The para (پاره; from پاره, meaning 'piece') was a unit of former currencies of the Ottoman Empire, Turkey, Egypt, Montenegro, Albania and Yugoslavia and is the current subunit, although rarely used, of the Serbian dinar.

In 1524, the Ottoman law code of Egypt (kanunname) referred to the Mamluk Egyptian coin medin as pare and set its value as 2 1/2 dirham. Since 1640 the value of para was settled relative to Ottoman currency, at 3 akçe. In the 16th and 17th centuries pare were minted in many parts of the empire, in Asia and north Africa. In 1688 the Ottoman kuruş was introduced, equalling 40 para. In 1844, a kuruş was, in turn, 1/100 of the newly introduced Ottoman lira.

The modern Turkish lira is only divided into kuruş.

In Serbia, the para has been the subunit of the dinar since the 19th century.

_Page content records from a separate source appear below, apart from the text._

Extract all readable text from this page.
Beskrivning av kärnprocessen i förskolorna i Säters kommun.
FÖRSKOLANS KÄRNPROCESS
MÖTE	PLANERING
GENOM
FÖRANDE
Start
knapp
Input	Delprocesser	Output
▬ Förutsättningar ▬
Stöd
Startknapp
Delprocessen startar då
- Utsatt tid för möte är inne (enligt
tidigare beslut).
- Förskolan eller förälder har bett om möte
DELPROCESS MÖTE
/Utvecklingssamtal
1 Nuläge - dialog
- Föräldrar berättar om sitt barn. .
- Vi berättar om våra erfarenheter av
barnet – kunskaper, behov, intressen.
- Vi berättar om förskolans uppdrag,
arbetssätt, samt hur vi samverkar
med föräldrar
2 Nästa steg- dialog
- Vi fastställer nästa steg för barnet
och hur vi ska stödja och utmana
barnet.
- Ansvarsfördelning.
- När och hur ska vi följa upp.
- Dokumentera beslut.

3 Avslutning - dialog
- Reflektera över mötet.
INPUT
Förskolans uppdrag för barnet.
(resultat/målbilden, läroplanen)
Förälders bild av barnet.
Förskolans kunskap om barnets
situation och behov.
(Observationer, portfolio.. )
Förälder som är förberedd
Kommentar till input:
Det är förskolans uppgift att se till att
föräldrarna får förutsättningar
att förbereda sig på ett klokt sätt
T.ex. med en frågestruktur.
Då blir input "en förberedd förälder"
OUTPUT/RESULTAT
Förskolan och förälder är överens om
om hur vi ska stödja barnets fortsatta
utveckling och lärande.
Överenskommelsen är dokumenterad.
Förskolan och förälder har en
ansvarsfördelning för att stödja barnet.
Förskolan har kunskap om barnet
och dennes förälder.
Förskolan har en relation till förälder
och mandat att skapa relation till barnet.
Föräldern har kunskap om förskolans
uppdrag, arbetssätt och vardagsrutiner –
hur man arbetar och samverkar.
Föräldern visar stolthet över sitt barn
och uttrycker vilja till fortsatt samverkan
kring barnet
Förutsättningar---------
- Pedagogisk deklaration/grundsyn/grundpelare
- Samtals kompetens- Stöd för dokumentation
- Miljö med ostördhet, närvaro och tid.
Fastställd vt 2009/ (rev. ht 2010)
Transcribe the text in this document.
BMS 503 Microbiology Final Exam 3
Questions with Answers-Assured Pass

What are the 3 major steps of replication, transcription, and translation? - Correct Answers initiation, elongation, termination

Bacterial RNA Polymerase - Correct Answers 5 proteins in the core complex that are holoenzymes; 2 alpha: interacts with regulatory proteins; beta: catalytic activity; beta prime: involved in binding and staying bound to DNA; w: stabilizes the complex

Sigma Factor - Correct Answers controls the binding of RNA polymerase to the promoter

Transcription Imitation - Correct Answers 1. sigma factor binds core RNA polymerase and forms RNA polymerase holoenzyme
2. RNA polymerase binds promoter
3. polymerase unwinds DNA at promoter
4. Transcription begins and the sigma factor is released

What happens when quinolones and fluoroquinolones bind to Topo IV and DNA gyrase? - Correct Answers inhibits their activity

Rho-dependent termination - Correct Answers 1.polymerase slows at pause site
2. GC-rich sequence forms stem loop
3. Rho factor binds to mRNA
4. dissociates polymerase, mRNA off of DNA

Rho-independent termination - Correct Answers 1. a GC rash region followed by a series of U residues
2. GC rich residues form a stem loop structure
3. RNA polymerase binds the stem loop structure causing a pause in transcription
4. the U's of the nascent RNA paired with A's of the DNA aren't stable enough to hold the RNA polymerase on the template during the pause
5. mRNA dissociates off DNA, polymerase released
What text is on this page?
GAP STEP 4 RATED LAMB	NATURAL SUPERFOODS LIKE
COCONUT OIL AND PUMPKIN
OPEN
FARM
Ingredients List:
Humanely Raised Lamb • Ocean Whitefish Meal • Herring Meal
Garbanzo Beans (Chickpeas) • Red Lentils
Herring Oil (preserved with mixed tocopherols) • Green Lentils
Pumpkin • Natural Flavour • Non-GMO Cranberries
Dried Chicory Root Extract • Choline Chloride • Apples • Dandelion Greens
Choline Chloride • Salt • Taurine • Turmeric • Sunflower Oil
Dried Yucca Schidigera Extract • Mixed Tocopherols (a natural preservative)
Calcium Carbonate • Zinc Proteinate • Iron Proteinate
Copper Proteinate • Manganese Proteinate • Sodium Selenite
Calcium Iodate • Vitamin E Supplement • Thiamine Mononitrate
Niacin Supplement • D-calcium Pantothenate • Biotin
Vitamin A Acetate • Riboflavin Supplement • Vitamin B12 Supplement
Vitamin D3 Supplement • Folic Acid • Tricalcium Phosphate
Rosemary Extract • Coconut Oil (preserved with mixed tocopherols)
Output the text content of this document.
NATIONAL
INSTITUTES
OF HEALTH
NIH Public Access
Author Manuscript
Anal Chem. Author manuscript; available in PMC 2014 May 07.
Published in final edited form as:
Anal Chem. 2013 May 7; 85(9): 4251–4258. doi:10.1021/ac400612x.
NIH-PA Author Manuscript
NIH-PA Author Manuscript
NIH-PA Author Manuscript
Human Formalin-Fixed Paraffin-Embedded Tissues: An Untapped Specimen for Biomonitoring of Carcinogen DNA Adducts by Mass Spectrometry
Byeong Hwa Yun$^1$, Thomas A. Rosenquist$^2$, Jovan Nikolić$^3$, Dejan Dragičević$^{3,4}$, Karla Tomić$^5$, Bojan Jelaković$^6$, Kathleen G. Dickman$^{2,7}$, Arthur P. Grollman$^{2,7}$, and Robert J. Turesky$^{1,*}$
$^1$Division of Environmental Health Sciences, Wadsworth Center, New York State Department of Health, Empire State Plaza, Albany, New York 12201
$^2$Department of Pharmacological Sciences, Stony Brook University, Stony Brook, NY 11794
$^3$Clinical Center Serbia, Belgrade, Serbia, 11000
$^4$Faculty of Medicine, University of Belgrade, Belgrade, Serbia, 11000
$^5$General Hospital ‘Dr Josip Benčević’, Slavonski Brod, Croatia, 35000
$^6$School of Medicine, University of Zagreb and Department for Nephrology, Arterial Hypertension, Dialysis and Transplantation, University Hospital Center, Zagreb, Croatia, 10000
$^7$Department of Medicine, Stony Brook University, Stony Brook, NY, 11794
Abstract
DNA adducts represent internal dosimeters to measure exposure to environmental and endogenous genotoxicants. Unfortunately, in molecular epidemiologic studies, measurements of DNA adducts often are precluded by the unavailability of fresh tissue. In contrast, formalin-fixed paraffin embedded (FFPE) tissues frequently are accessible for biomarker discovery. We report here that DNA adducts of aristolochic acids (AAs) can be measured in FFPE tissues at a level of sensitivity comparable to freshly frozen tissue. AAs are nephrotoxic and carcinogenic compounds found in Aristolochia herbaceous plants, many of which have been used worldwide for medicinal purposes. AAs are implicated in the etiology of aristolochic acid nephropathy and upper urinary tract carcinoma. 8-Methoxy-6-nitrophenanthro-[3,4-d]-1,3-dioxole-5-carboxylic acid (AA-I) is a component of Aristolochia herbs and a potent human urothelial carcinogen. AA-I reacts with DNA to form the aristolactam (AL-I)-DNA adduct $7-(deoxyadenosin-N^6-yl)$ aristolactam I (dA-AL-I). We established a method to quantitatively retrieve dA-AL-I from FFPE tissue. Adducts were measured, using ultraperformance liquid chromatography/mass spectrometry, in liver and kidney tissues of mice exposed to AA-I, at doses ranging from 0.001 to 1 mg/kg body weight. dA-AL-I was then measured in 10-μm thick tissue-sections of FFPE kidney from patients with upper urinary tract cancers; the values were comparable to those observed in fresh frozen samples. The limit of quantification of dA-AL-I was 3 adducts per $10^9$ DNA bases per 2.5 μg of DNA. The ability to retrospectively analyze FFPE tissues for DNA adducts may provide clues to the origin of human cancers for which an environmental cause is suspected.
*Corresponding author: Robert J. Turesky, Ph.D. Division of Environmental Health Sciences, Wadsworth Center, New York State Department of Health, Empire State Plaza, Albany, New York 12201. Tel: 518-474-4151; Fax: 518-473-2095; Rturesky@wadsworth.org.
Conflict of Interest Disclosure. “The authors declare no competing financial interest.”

The Montenegrin perper was subdivided into 100 pare during its brief existence between 1906 and 1918. In Albania, the para was used as a currency before the introduction of the lek in 1926.

In Albanian, Kurdish, Greek, Bulgarian, Macedonian, Mandaic, Romanian, Serbo-Croatian (пара) and Turkish, para or its plural παράδες, pari, pare, parale, parai, paraja or paralar is a generic term for money.